The Deacon’s View
“It’s Entirely My Fault”
I was standing in line when the man ahead of me backed up, stepping on
my foot. He turned, looked at me, and said, “Excuse me. It was entirely
my fault.”
Two days later, his words were still with me. They were as an echo from
a past age when it was all right to be wrong, even “entirely.”
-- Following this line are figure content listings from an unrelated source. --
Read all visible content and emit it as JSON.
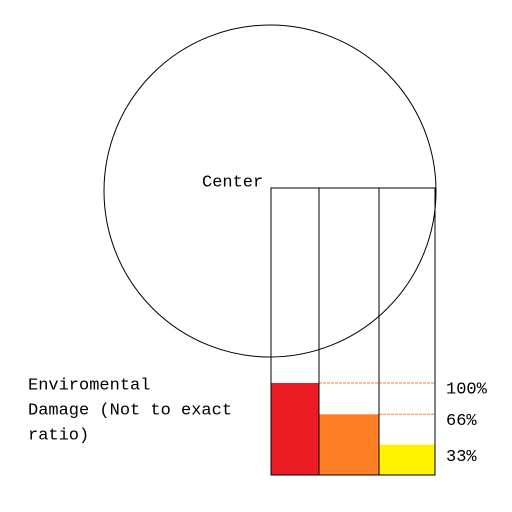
{
  "chart_data": {
    "type": "bar",
    "center_label": "Center",
    "note_lines": [
      "Enviromental",
      "Damage (Not to exact",
      "ratio)"
    ],
    "categories": [
      null,
      null,
      null
    ],
    "values": [
      100,
      66,
      33
    ],
    "value_labels": [
      "100%",
      "66%",
      "33%"
    ],
    "colors": [
      "#ed1c24",
      "#ff7f27",
      "#fff200"
    ],
    "ylim": [
      0,
      100
    ]
  }
}
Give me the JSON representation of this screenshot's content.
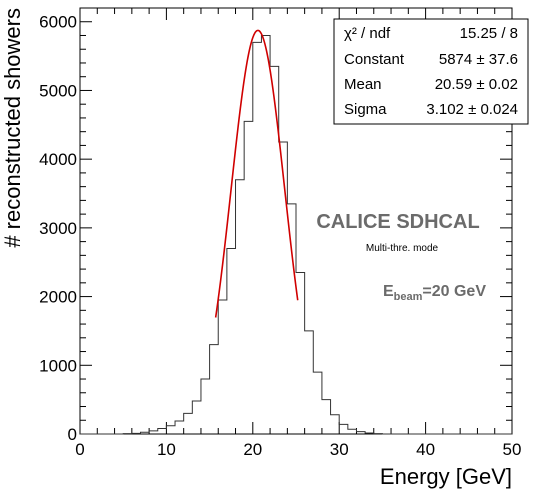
{
  "chart_data": {
    "type": "bar",
    "xlabel": "Energy [GeV]",
    "ylabel": "# reconstructed showers",
    "xlim": [
      0,
      50
    ],
    "ylim": [
      0,
      6200
    ],
    "x_ticks": [
      "0",
      "10",
      "20",
      "30",
      "40",
      "50"
    ],
    "y_ticks": [
      "0",
      "1000",
      "2000",
      "3000",
      "4000",
      "5000",
      "6000"
    ],
    "bin_width": 1,
    "histogram": {
      "bin_low_edges": [
        0,
        1,
        2,
        3,
        4,
        5,
        6,
        7,
        8,
        9,
        10,
        11,
        12,
        13,
        14,
        15,
        16,
        17,
        18,
        19,
        20,
        21,
        22,
        23,
        24,
        25,
        26,
        27,
        28,
        29,
        30,
        31,
        32,
        33,
        34,
        35,
        36,
        37,
        38,
        39,
        40,
        41,
        42,
        43,
        44,
        45,
        46,
        47,
        48,
        49
      ],
      "values": [
        0,
        0,
        0,
        0,
        0,
        5,
        10,
        25,
        45,
        80,
        120,
        190,
        300,
        480,
        800,
        1300,
        1950,
        2700,
        3700,
        4550,
        5700,
        5800,
        5350,
        4250,
        3350,
        2350,
        1500,
        900,
        500,
        280,
        140,
        70,
        35,
        15,
        5,
        0,
        0,
        0,
        0,
        0,
        0,
        0,
        0,
        0,
        0,
        0,
        0,
        0,
        0,
        0
      ]
    },
    "fit": {
      "function": "gaus",
      "color": "#d00000",
      "x_range": [
        15.7,
        25.2
      ],
      "constant": 5874,
      "mean": 20.59,
      "sigma": 3.102
    },
    "stats_box": [
      {
        "label": "χ² / ndf",
        "value": "15.25 / 8"
      },
      {
        "label": "Constant",
        "value": "5874 ± 37.6"
      },
      {
        "label": "Mean",
        "value": "20.59 ± 0.02"
      },
      {
        "label": "Sigma",
        "value": "3.102 ± 0.024"
      }
    ],
    "annotations": {
      "experiment": "CALICE SDHCAL",
      "mode": "Multi-thre. mode",
      "beam_prefix": "E",
      "beam_sub": "beam",
      "beam_value": "=20 GeV"
    }
  }
}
Whatever happened to being at fault?
Now we hire lawyers to defend us even when we are clearly at blame. In
the most obvious of errors, we find it easy to blame the victim, or at
least to justify our behavior. The simple act of backing into the
person behind could predictably bring forth the response, “Oh, I didn’t
know anyone was behind me,” or “Oops,” or even, “Geez, why don’t you
try crowding in a little closer?”
Funny how a simple “It was entirely my fault” changed us from potential
antagonists into momentary allies, two people caught up together in a
world that puts us into crowded spaces and lines. We could smile and
relax, rather than growing tense inside.
As we speed into another new year, it seems a good time to reflect upon
the power of a heartfelt apology to produce the seeds of peace we all
yearn for. These seeds begin in our own homes, and with the people we
hang out with, work with, share ministries with. From these mundane
beginnings they swirl out into the world around us. The line where my
foot got stepped on was long. The people around us heard the man
apologize, saw us smile. And I suspect that this group, tired at the
end of the day, relaxed ever so slightly. Something in the atmosphere
had shifted. Something new had happened.
One summer evening in 1955, a group of 180 teenagers of all races
and religions, meeting at a workshop in the California mountains,
locked arms in a circle and sang a song: “Let there be peace on earth
and let it begin with me.” This message is with us still if we will
LIVE IT, not just sing it.
May God bless our new year, and may all of us become conscious bearers
of the seeds of God’s peace, love and justice in the world around us.